Empresas implantam chips nos funcionários

Quem trabalha há muitos anos já está habituado com os sistema das empresas, usando crachás, senhas ou cartões para ter acesso ao escritório, pagar o transporte coletivo ou mesmo para efetuar compras. Entrentanto, em uma empresa na Suécia, em Estocolmo, a proposta é facilitar a vida das pessoas, instalando nelas um chip sob a pele que vai facilitar todos estes processos, garantindo acesso a senhas, cartões e crachás de uma maneira muito mais prática.

Um dos funcionários, que tem um escritório no edifício comercial em questão, já consegue abrir a porta da frente apenas aproximando o chip sobre a pele de um leitor posicionado na parede. No interior do prédio, ele só precisa repetir o gesto para garantir acesso a outras salas do escritório e até mesmo para acionar a máquina que realiza as fotocópias. O funcionário representa apenas um dos que instalaram na mão o chip de RFID (identificador de radiofrequência). No prédio trabalham cerca de 700 pessoas e todas elas irão fazer o mesmo.Empresas implantam chips nos funcionários

A proposta é que o chip serva no futuro até mesmo para realizar o login em computadores e concretizar o pagamento de contas em dispositivos eletrônicos. Quem comanda o projeto é um grupo cibernético na Suíça, que conta com a ajuda de tatuadores para implantar os chips. Um jornalista da BBC resolveu testar também a ideia e instalou em sua mão um chip do mesmo tipo, relatando que a colocação é dolorida, como um injeção, mas que o incômodo passa rápido.
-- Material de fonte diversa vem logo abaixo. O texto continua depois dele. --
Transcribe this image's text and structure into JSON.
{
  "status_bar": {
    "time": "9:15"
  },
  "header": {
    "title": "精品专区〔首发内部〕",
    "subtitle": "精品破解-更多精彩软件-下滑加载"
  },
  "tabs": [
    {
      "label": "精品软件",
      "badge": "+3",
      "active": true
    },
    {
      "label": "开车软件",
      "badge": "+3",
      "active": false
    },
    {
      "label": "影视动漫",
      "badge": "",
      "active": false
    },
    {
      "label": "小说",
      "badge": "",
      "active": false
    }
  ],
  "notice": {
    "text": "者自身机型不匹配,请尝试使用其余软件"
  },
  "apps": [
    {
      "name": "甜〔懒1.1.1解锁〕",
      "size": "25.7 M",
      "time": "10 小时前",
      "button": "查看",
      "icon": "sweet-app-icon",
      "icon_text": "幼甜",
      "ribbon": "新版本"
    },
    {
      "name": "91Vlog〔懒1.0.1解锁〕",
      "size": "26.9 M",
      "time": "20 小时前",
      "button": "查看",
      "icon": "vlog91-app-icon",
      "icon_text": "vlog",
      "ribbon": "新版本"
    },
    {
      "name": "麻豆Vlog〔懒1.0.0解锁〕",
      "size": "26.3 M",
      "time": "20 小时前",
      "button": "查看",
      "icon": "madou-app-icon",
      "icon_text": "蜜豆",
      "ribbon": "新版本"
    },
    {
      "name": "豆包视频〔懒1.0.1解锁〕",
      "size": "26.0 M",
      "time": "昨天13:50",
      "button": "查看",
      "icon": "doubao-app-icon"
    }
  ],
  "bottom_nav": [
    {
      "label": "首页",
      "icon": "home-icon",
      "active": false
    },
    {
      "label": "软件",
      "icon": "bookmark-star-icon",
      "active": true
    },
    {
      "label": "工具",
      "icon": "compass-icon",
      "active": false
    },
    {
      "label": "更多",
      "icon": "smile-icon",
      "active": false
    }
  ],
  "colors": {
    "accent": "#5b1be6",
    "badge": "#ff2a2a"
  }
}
O idealizador do projeto inclui em seu chip até mesmo as informações de seu cartão de visita, explicando que seria muito mais fácil poder resolver tudo apenas com um toque das mãos.

Algumas pessoas ainda estão em dúvida com relação a efetividade da ideia, já que o chip apresentou algumas dificuldades em interagir com os dispositivos. Um dos funcionários do prédio afirmou que não iria implantar o chip, admitindo que a tecnologia tem uma grande potencial, mas que não faria sentido aproveitá-la apenas como forma de ligar equipamentos ou abrur portas. O idealizador porém defende que o objetivo é mais profundo que isso, que ele quer preparar as pessoas para um momento em que a implantação dos chips será algo exigido por empresas e governos.